The Legacy of Annie Jump Cannon: Discoveries and Catalogues of Variable Stars (Abstract)

Volume 40 number 1 (2012)

Barbara L. Welther
Smithsonian Astrophysical Observatory, 295 Salem Street, Unit 54, Woburn, MA 01801; barbara.welther@gmail.com

Abstract

(Abstract only) This paper will review the many variable star projects and publications that Annie Jump Cannon brought to fruition in her forty-five-year career at Harvard College Observatory. In 1896, when Cannon joined the “Corps of Women Computers” at HCO, Williamina Fleming already enjoyed world-wide acclaim for her discoveries of novae on photographs of stellar spectra. Antonia Maury had also become renowned: she had discovered and analyzed a rare spectroscopic binary star, b Aurigae. At that time, such discoveries made headlines in newspapers, especially because they were made by women who studied astronomy by day! When Cannon was not actively involved in classifying stellar spectra, she took up HCO’s project of cataloguing observations of variables. As a result, she discovered thousands of long period variable stars and half a dozen novae in the Milky Way. In 1903 she published “A Provisional Catalogue of Variable Stars” in Harvard Annals 48. Subsequently, Margaret Walton Mayall and Florence Campbell Bibber continued cataloguing the variables through 1941, when Cannon died.

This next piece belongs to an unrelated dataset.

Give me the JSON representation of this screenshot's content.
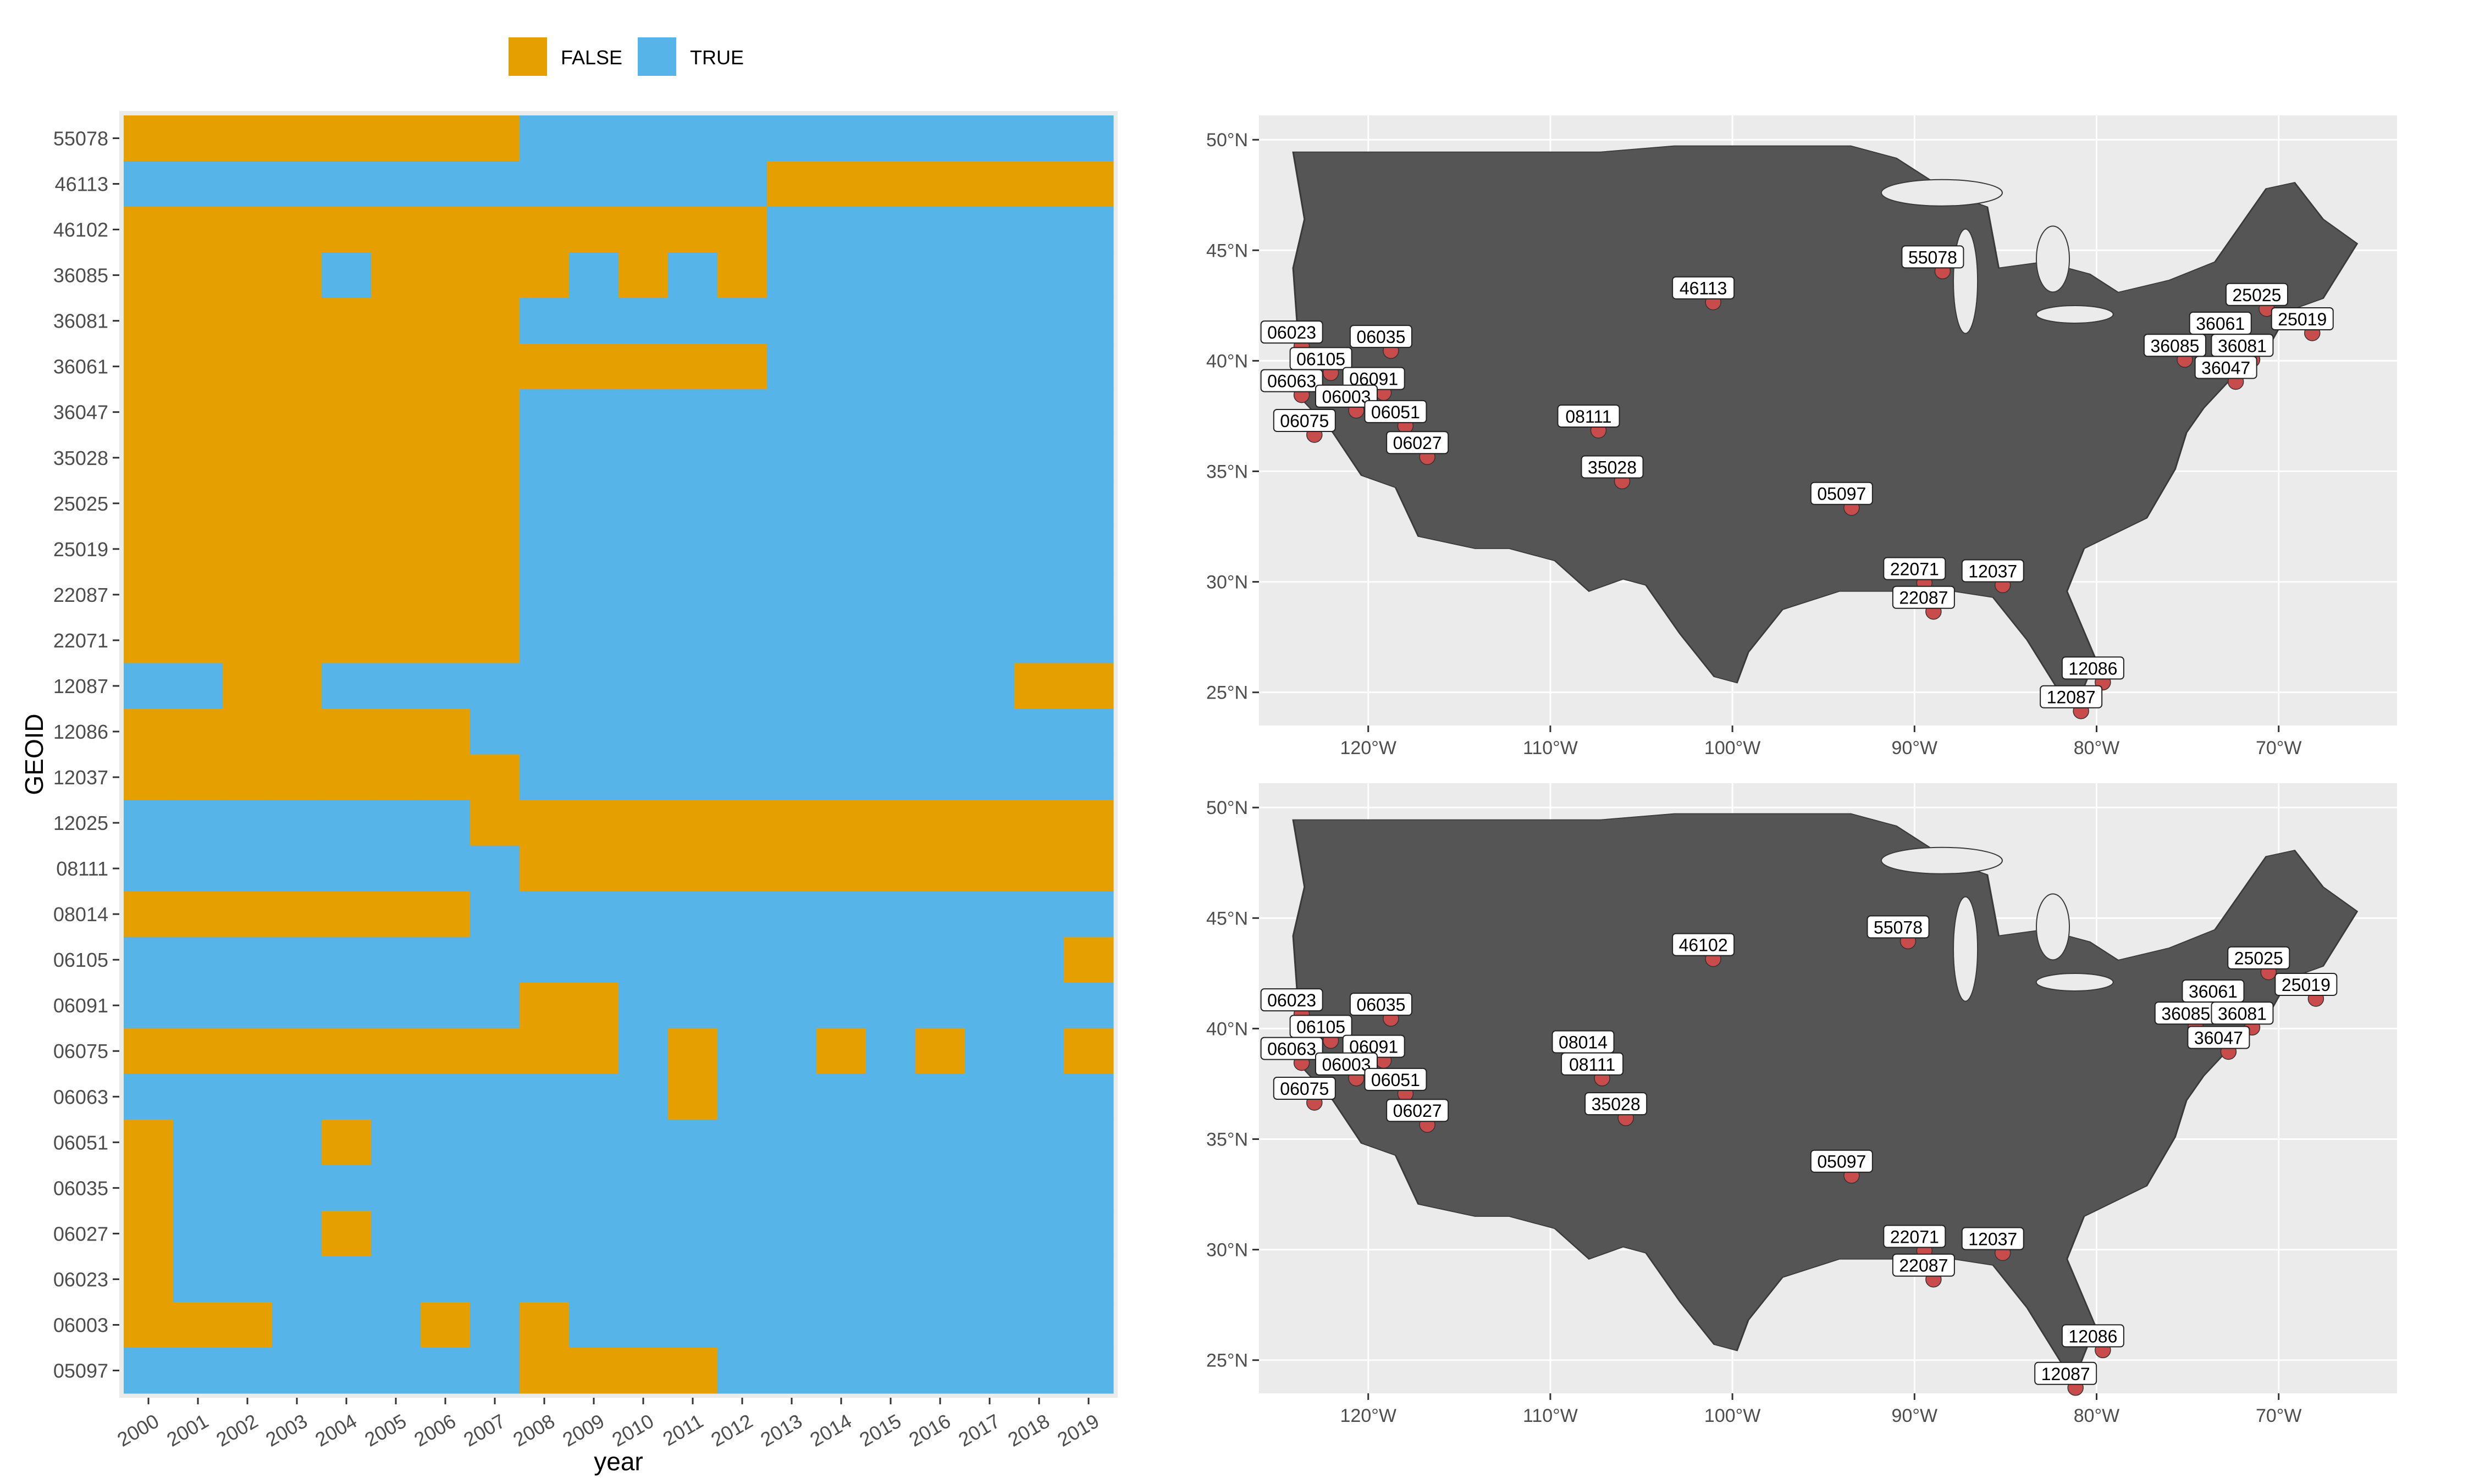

In 1918, when Cannon and others such as Edward Pickering and Solon Bailey, were made honorary members of the American Association of Variable Star Observers, Cannon wrote: “I assure you it is a pleasure to be associated in this way, with a company of ardent observers and investigators, whose results are of so much value and carried on with such enthusiasm. It well be a spur to me in my future work, especially as to the new Catalogue of Variable Stars, which I hope to finish before very long.”